Section 5: Multi-Agent Systems
Exercise 32.21: Two-Agent Debate
Implement a debate system with two agents: a "proponent" and an "opponent." Given a proposition (e.g., "AI will replace most software engineering jobs within 10 years"), each agent takes turns presenting arguments and counterarguments for 3 rounds. A "judge" agent evaluates the arguments and declares a winner with reasoning.
Exercise 32.22: Hierarchical Multi-Agent System
Build a manager-worker multi-agent system where: (a) a manager agent receives a complex task, (b) decomposes it into subtasks, (c) assigns each subtask to a specialized worker agent, (d) collects results, and (e) synthesizes a final output. Implement at least 3 worker agents with different specializations (e.g., research, analysis, writing).
Exercise 32.23: Agent Communication Protocol
Design and implement a message-passing protocol for multi-agent systems. Each message should include: sender, recipient, message type (request, response, broadcast, error), content, and metadata (timestamp, priority, thread ID). Build a message router that delivers messages to the correct agent and handles message queuing.
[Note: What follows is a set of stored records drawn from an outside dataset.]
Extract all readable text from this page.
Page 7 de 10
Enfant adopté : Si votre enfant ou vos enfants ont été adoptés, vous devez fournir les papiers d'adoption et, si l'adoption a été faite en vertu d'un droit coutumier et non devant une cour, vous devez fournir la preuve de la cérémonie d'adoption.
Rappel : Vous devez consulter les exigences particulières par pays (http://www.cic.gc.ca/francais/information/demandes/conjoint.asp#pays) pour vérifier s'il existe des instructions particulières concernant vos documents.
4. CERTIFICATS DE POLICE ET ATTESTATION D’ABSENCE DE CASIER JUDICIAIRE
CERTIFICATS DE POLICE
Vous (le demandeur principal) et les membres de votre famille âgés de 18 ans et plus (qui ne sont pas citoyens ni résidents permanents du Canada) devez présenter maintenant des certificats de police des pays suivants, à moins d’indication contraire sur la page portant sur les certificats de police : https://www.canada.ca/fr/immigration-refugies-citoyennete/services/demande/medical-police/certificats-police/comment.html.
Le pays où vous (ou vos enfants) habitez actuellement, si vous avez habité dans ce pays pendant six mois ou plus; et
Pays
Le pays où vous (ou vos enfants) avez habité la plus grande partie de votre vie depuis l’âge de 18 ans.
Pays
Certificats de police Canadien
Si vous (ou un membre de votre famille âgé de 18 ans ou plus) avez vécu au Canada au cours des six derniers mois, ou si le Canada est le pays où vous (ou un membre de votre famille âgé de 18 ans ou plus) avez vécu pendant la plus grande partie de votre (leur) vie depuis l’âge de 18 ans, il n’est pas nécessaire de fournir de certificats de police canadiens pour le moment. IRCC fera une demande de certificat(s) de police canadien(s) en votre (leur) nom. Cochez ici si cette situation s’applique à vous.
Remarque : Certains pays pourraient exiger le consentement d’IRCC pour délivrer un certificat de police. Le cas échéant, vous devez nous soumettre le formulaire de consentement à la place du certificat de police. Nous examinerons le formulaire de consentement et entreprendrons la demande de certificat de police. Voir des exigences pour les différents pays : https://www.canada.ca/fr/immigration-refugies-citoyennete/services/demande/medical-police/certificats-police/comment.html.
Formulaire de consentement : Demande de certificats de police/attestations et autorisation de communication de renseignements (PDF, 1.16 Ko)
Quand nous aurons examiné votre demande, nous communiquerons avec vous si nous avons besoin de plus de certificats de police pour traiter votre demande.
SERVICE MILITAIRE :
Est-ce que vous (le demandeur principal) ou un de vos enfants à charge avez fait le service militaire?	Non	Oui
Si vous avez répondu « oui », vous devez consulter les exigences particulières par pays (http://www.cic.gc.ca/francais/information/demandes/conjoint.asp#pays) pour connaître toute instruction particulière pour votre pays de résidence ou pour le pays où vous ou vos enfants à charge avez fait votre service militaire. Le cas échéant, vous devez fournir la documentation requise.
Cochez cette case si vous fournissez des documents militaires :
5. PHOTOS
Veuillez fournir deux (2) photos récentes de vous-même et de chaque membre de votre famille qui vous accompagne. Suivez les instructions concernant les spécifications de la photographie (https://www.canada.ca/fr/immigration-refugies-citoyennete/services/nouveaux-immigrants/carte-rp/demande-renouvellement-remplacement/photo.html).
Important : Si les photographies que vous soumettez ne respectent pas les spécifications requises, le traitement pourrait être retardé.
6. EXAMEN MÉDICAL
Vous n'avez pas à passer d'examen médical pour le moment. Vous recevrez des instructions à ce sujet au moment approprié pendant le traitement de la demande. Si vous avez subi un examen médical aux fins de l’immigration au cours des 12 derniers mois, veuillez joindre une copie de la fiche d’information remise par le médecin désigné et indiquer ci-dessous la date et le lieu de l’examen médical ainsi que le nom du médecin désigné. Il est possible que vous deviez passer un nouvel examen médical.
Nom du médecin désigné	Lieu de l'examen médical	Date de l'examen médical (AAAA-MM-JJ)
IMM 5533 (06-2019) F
Exercise 32.24: Consensus Mechanism
Implement a consensus mechanism where 3 agents independently answer the same question, then vote on the best answer. If no consensus is reached (all 3 answers differ), initiate a discussion round where agents explain their reasoning and vote again. Track how often consensus improves answer quality vs. a single agent.
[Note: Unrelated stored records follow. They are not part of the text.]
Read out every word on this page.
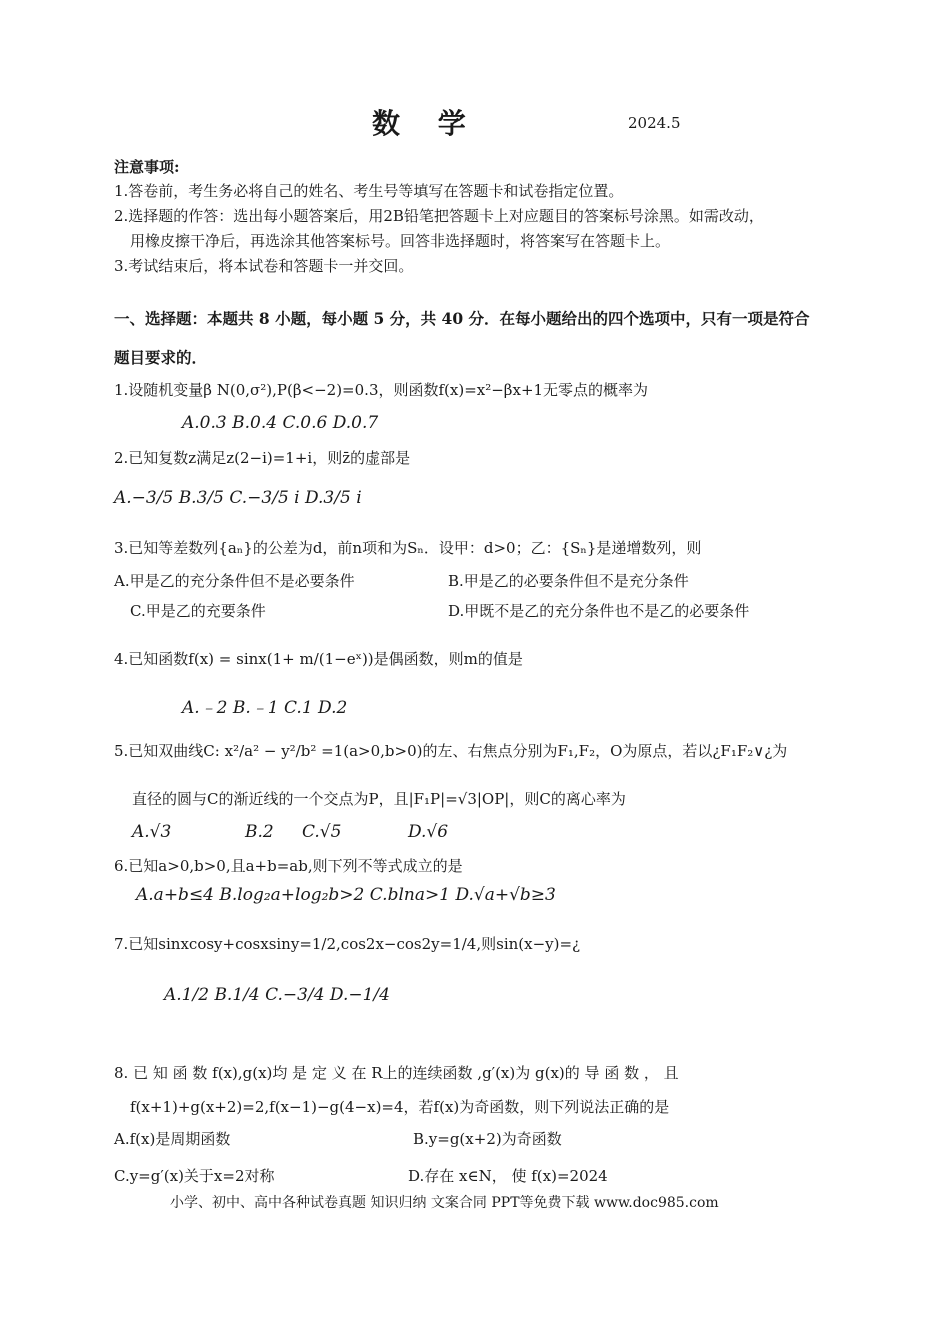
数 学	2024.5
注意事项:
1.答卷前，考生务必将自己的姓名、考生号等填写在答题卡和试卷指定位置。
2.选择题的作答：选出每小题答案后，用2B铅笔把答题卡上对应题目的答案标号涂黑。如需改动，
用橡皮擦干净后，再选涂其他答案标号。回答非选择题时，将答案写在答题卡上。
3.考试结束后，将本试卷和答题卡一并交回。
一、选择题：本题共 8 小题，每小题 5 分，共 40 分．在每小题给出的四个选项中，只有一项是符合
题目要求的．
1.设随机变量β N(0,σ²),P(β<−2)=0.3，则函数f(x)=x²−βx+1无零点的概率为
A.0.3 B.0.4 C.0.6 D.0.7
2.已知复数z满足z(2−i)=1+i，则z̄的虚部是
A.−3/5 B.3/5 C.−3/5 i D.3/5 i
3.已知等差数列{aₙ}的公差为d，前n项和为Sₙ．设甲：d>0；乙：{Sₙ}是递增数列，则
A.甲是乙的充分条件但不是必要条件	B.甲是乙的必要条件但不是充分条件
C.甲是乙的充要条件	D.甲既不是乙的充分条件也不是乙的必要条件
4.已知函数f(x) = sinx(1+ m/(1−eˣ))是偶函数，则m的值是
A.﹣2 B.﹣1 C.1 D.2
5.已知双曲线C: x²/a² − y²/b² =1(a>0,b>0)的左、右焦点分别为F₁,F₂，O为原点，若以¿F₁F₂∨¿为
直径的圆与C的渐近线的一个交点为P，且|F₁P|=√3|OP|，则C的离心率为
A.√3	B.2 C.√5	D.√6
6.已知a>0,b>0,且a+b=ab,则下列不等式成立的是
A.a+b≤4 B.log₂a+log₂b>2 C.blna>1 D.√a+√b≥3
7.已知sinxcosy+cosxsiny=1/2,cos2x−cos2y=1/4,则sin(x−y)=¿
A.1/2 B.1/4 C.−3/4 D.−1/4
8. 已 知 函 数 f(x),g(x)均 是 定 义 在 R上的连续函数 ,g′(x)为 g(x)的 导 函 数 ， 且
f(x+1)+g(x+2)=2,f(x−1)−g(4−x)=4，若f(x)为奇函数，则下列说法正确的是
A.f(x)是周期函数	B.y=g(x+2)为奇函数
C.y=g′(x)关于x=2对称	D.存在 x∈N， 使 f(x)=2024
小学、初中、高中各种试卷真题 知识归纳 文案合同 PPT等免费下载 www.doc985.com
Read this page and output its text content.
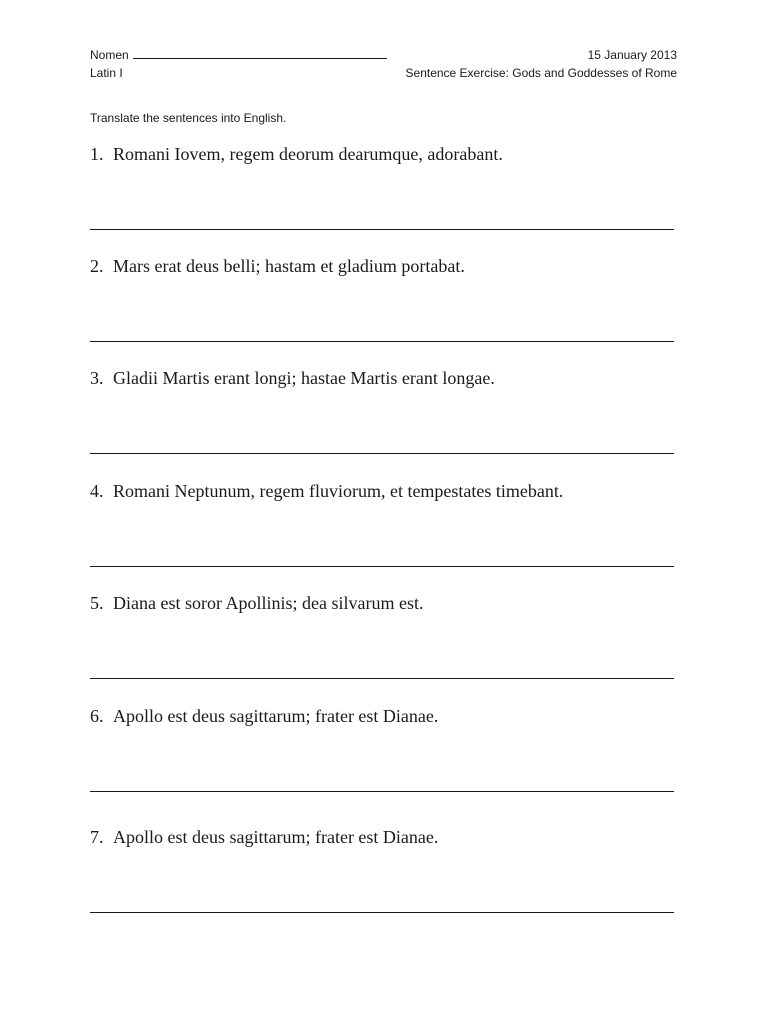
Nomen
Latin I
15 January 2013
Sentence Exercise: Gods and Goddesses of Rome
Translate the sentences into English.
1. Romani Iovem, regem deorum dearumque, adorabant.
2. Mars erat deus belli; hastam et gladium portabat.
3. Gladii Martis erant longi; hastae Martis erant longae.
4. Romani Neptunum, regem fluviorum, et tempestates timebant.
5. Diana est soror Apollinis; dea silvarum est.
6. Apollo est deus sagittarum; frater est Dianae.
7. Apollo est deus sagittarum; frater est Dianae.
Exercise 32.25: Agent Specialization Benchmark
Create a benchmark that compares: (a) a single general-purpose agent, (b) a team of 3 specialized agents, and (c) a team of 3 specialized agents with a manager, on a set of 10 diverse tasks (mix of research, coding, analysis, and writing). Measure task completion rate, quality (scored 1-5 by an LLM judge), total token cost, and latency.
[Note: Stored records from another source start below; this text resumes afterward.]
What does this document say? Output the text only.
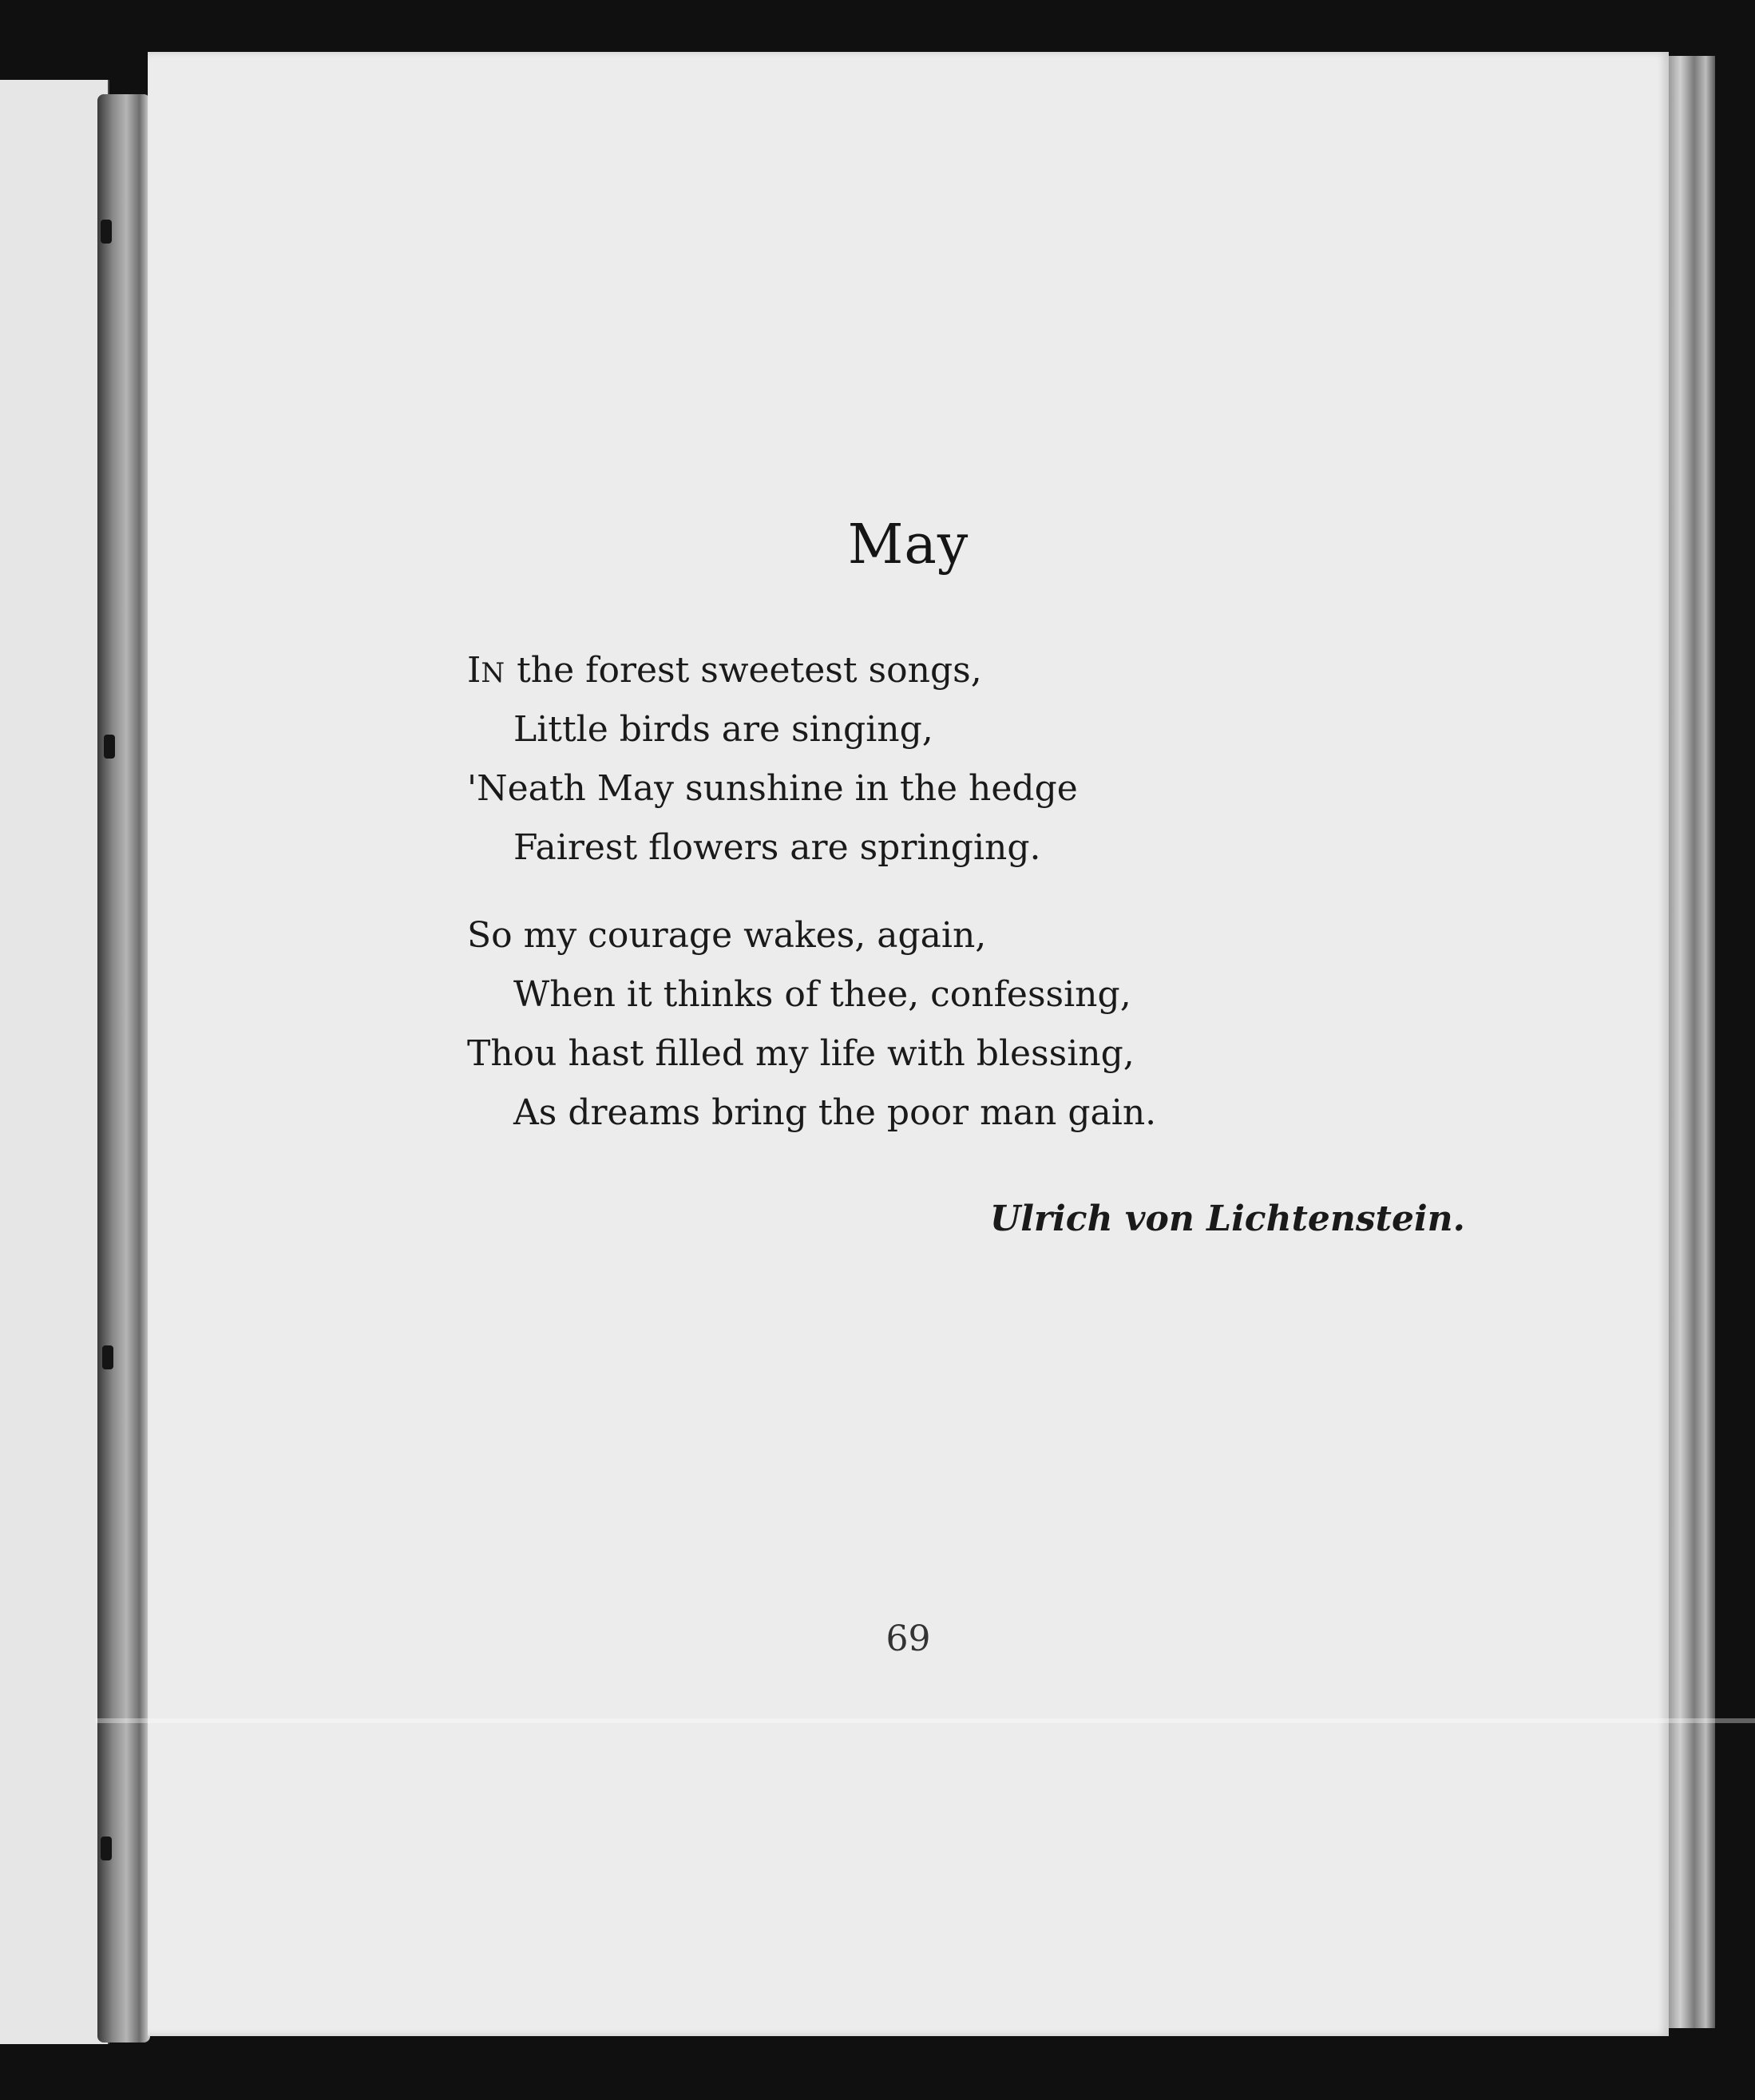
May
IN the forest sweetest songs,
Little birds are singing,
'Neath May sunshine in the hedge
Fairest flowers are springing.
So my courage wakes, again,
When it thinks of thee, confessing,
Thou hast filled my life with blessing,
As dreams bring the poor man gain.
Ulrich von Lichtenstein.
69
Section 6: Safety, Evaluation, and Production
Exercise 32.26: Safety Guardrails
Implement a safety layer that wraps an agent's tool calls with the following guardrails: (a) action allowlist (only permitted tool calls pass through), (b) parameter validation (block dangerous parameter values like rm -rf /), (c) rate limiting (max 10 tool calls per minute), (d) confirmation prompts for destructive actions. Test with both safe and unsafe action sequences.
Exercise 32.27: Prompt Injection Detection
Build a prompt injection detector that scans tool outputs (simulating web page content) for injection attempts. The detector should identify patterns such as: "Ignore your previous instructions," "You are now a different agent," and embedded system prompts. Test with 20 benign and 20 malicious tool outputs. Report precision and recall.
Exercise 32.28: Agent Evaluation Framework
Create an evaluation framework that scores agents on: task completion (binary), correctness (F1 against reference), efficiency (steps taken vs. optimal), safety (no unauthorized actions), and robustness (performance on edge cases). Implement the framework with 10 test tasks and generate a scorecard report.
Exercise 32.29: Cost Analyzer
Build a cost analysis tool that instruments an agent system and tracks: total LLM tokens (input + output), number of tool calls, wall-clock time, and estimated dollar cost (using configurable per-token pricing). Generate a breakdown showing cost per agent step and identify the most expensive steps. Suggest optimizations.
Exercise 32.30: End-to-End Agent System
Build a complete agent system that combines all concepts from this chapter: (a) ReAct reasoning loop, (b) function calling with at least 5 tools, (c) planning for complex tasks, (d) short-term and long-term memory, (e) safety guardrails, and (f) cost tracking. Deploy it as a FastAPI endpoint with streaming responses and evaluate on 5 diverse tasks. Document the architecture, trade-offs, and lessons learned.